Bauarbeiter in Brienz

Die Arbeiter im Bauhauptgewerbe leisten täglich harte Arbeit. Dank ihnen verzeichnen die Baufirmen immer mehr Gewinne. Doch selber profitieren sie kaum davon. Mit Protestaktionen während des gesamten Oktobers fordern sie endlich eine faire Lohnerhöhung von 150 Franken. Sie verdienen es!

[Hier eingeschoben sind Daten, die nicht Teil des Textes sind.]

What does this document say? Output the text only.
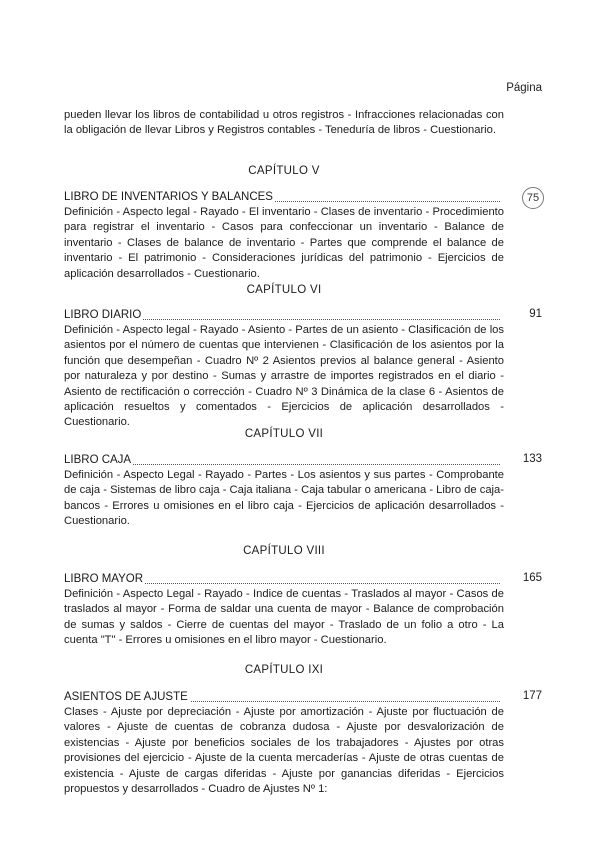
Página

pueden llevar los libros de contabilidad u otros registros - Infracciones relacionadas con la obligación de llevar Libros y Registros contables - Teneduría de libros - Cuestionario.

CAPÍTULO V
LIBRO DE INVENTARIOS Y BALANCES

Definición - Aspecto legal - Rayado - El inventario - Clases de inventario - Procedimiento para registrar el inventario - Casos para confeccionar un inventario - Balance de inventario - Clases de balance de inventario - Partes que comprende el balance de inventario - El patrimonio - Consideraciones jurídicas del patrimonio - Ejercicios de aplicación desarrollados - Cuestionario.

75
CAPÍTULO VI
LIBRO DIARIO

Definición - Aspecto legal - Rayado - Asiento - Partes de un asiento - Clasificación de los asientos por el número de cuentas que intervienen - Clasificación de los asientos por la función que desempeñan - Cuadro Nº 2 Asientos previos al balance general - Asiento por naturaleza y por destino - Sumas y arrastre de importes registrados en el diario - Asiento de rectificación o corrección - Cuadro Nº 3 Dinámica de la clase 6 - Asientos de aplicación resueltos y comentados - Ejercicios de aplicación desarrollados - Cuestionario.

91
CAPÍTULO VII
LIBRO CAJA

Definición - Aspecto Legal - Rayado - Partes - Los asientos y sus partes - Comprobante de caja - Sistemas de libro caja - Caja italiana - Caja tabular o americana - Libro de caja-bancos - Errores u omisiones en el libro caja - Ejercicios de aplicación desarrollados - Cuestionario.

133
CAPÍTULO VIII
LIBRO MAYOR

Definición - Aspecto Legal - Rayado - Indice de cuentas - Traslados al mayor - Casos de traslados al mayor - Forma de saldar una cuenta de mayor - Balance de comprobación de sumas y saldos - Cierre de cuentas del mayor - Traslado de un folio a otro - La cuenta "T" - Errores u omisiones en el libro mayor - Cuestionario.

165
CAPÍTULO IXI
ASIENTOS DE AJUSTE

Clases - Ajuste por depreciación - Ajuste por amortización - Ajuste por fluctuación de valores - Ajuste de cuentas de cobranza dudosa - Ajuste por desvalorización de existencias - Ajuste por beneficios sociales de los trabajadores - Ajustes por otras provisiones del ejercicio - Ajuste de la cuenta mercaderías - Ajuste de otras cuentas de existencia - Ajuste de cargas diferidas - Ajuste por ganancias diferidas - Ejercicios propuestos y desarrollados - Cuadro de Ajustes Nº 1:

177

In der gesamten Schweiz protestieren Arbeitnehmenden aus dem Baugewerbe im Oktober gegen die mickrige Lohnentwicklung der letzten Jahre. Sie setzen sich für eine anständige Lohnerhöhung von 150 Franken ein.

Hohe Gewinne und keine Lohnerhöhungen

Die Gewinne der Baufirmen sind kräftig gestiegen. Im Schnitt erzielte eine Hochbaufirma 2008 knapp 6000 Franken Gewinn pro vollbeschäftigte Person, nur drei Jahre später waren es schon mehr als 10'000 Franken. Die Löhne der Bauarbeiter sind jedoch praktisch stehen geblieben.

Harte Arbeit, mehr Stress und mehr Tote

Im Bauhauptgewerbe hat trotz steigenden Umsätzen die Zahl der fest angestellten Bauarbeiter in den letzten Jahren abgenommen – die Produktivität hat aber zugenommen. Weniger Bauarbeiter leisten also in derselben Zeit mehr. Das heisst, sie arbeiten unter stärkerem Druck, haben immer kürzere Termine und enormen Stress. Traurig aber wahr, im Durchschnitt fällt ein Bauarbeiter alle fünf Jahre wegen einem Unfall aus, im letzten Jahr starben 22 Bauarbeiter auf den Schweizer Baustellen – so viel wie seit Jahren nicht mehr.

Eine anständige Lohnerhöhung von 150 Franken für alle

Die Bauarbeiter fordern für das nächste Jahr eine Lohnerhöhung von 150 Franken. Dies ist für die Bauarbeiter nötig – gerade auch weil die Krankenkassenprämien und Mieten weiter steigen. Und es ist für die Firmen verkraftbar. Die Bauarbeiter setzen im Oktober ein Zeichen, dass sie bereit sind, für eine gerechte Lohnerhöhung zu kämpfen.